Риме понравилось еще кое-что, но
что именно, она уяснила для себя далеко не сразу. Это было связано с женщиной, жившей здесь раньше и уцелевшей после Команды Доннера, а также с комнатами, с домом в целом. В итоге Рима поняла: под конец жизни вокруг этой женщины было очень много народа, и ей понадобился большой дом вроде этого, чтобы разместить их. Кому не нравится счастливый конец? Он порой встречался даже в романах Аддисон.Спальни были оформлены одинаково — латунные кровати, одеяла в клетку, застекленные книжные шкафы (в некоторых стояли произведения Аддисон), шерстяные коврики на полу и детективы про убийства. Риме попались на глаза: «Наши ангелы» (молодая женщина заколота на заднем сиденье синего кабриолета), «Путь очищения» (старушка, утопленная в собственной ванне), «Это случилось с кем-то другим» (старик, забитый насмерть вторым томом «Британской энциклопедии»).
И никаких признаков собак. Это озадачило Риму, но наконец она взглянула в окно и увидела, как обе таксы карабкаются по каменной лестнице, возвращаясь с пляжа. В полном изнеможении переваливались они на своих коротких лапах по высоким ступеням, совсем как пружина-слинки, только не вниз, а вверх. Одну держал за поводок парень в бандане, другую — девушка с рыжими волосами. Когда Рима спустилась вниз, все четверо были уже на кухне и, видимо, заканчивали свой завтрак из нескольких тостов с яйцом-пашот сверху. Собаки при виде Римы на мгновение оторвались от своих плошек и тут же уткнулись в них опять — похоже, решив, что теперь она в пределах их досягаемости и разорвать ее на части будет уже не так занимательно. В кухне пахло растаявшим маслом, дарами моря и усталыми собаками.
Парень и девушка выглядели как студенты (они и оказались студентами Университета Санта-Крус — третьего и четвертого курсов).
Девушка болтала:
— И вот она мне говорит: «Простите, но вы задеваете меня вашими волосами». А я сказала: «Извините», потому что всегда так говорю, это уже рефлекс, никак от этого не избавиться, даже когда и правда извиняюсь, говорю: «Извините». Я пригладила волосы, а через пять минут она хлопает меня по плечу: «Вы опять меня волосами задеваете». Так, как будто я нарочно вывожу ее из себя. Я уже не слышу музыку, я думаю, как мне быть с моими волосами. А ведь у меня не то чтобы громадная шевелюра.

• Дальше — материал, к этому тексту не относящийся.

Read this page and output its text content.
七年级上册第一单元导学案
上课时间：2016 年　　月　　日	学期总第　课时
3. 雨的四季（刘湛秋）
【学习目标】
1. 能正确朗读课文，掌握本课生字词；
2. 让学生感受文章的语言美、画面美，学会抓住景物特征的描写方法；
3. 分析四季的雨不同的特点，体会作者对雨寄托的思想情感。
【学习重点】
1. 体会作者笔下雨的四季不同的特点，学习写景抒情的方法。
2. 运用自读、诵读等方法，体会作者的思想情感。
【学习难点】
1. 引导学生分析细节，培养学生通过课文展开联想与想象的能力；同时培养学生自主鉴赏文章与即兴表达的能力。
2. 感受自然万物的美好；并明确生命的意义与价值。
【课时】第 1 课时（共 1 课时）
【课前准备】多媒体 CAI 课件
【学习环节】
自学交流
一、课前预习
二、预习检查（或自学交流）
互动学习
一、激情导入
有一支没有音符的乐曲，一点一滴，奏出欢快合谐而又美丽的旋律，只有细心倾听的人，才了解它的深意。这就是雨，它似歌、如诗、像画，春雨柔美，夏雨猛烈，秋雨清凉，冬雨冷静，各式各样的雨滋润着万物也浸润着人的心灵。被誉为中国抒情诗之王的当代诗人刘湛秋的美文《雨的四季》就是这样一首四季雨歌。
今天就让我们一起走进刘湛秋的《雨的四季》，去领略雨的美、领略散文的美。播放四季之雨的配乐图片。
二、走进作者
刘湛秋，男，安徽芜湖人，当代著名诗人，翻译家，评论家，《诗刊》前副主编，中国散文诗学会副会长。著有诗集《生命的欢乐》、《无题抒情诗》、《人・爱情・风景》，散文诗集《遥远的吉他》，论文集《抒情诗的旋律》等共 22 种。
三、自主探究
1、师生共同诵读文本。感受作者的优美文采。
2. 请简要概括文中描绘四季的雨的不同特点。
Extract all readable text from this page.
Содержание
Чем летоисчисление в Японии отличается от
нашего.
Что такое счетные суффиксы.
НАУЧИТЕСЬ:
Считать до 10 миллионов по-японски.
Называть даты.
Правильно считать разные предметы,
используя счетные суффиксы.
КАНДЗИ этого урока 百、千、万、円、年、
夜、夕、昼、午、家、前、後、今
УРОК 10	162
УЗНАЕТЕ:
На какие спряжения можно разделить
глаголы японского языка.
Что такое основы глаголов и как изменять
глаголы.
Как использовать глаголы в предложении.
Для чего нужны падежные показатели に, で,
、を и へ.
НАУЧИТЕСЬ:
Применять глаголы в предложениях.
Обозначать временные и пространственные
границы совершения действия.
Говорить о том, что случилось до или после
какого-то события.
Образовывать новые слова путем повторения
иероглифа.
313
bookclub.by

— Может, просто непричесанная, — заметил парень, который читал газету, доедая одновременно свой тост с яйцом. Возможно, у него и вовсе не было волос, хотя из-за банданы сказать было затруднительно. — Может, ты просто растрепа.
— Не понимаю. — Девушка посмотрела на Риму. — Разве у меня такая громадная шевелюра?
— Нет, — ответила Рима.
Волосы у девушки и в самом деле были ярко-рыжими, исключая несколько розовых прядей у самого лица, но не как морковка, а, скорее, как клубничный десерт «Джелл-О». На ней были камуфляжные штаны, но при таких вызывающего вида волосах камуфляж казался бессмысленным. Хотя, может быть, девушка не хотела привлекать внимание к своим ногам? Тогда шевелюра служила отвлекающим средством. Но громадной ее никто не назвал бы.
— Вот видишь? — обратилась она к парню, затем повернула голову к Риме. — А вы, должно быть, Рима. Меня зовут Скорч. Я выгуливаю собак по утрам и вынимаю почту. А это Коди, он считает себя моим бойфрендом. Аддисон сказала, чтобы вы брали себе на завтрак все, что найдете. Она оставила вам записку. Она сейчас в студии и под страхом смерти запретила ее беспокоить. Хотите тост? Мы тут наготовили их на целый полк. А откуда вы знаете Аддисон?
— Она моя крестная.
Скорч помолчала, переваривая в уме сказанное.
— А у меня нет крестной, — заявила она расстроенно, словно крестные были у всех, кроме нее. — В моей семье это как-то не принято.
— Если хотите чай, есть кипяток, — вставил Коди, не поднимая головы от газеты.
— Извините, — сказала Скорч. — Совсем забыла! Чайник на плите, чай вон там. — Она показала на окно над раковиной. На подоконнике лежало несколько коробок, втиснутых между горшками с папоротником и плющом. Рима подошла поближе.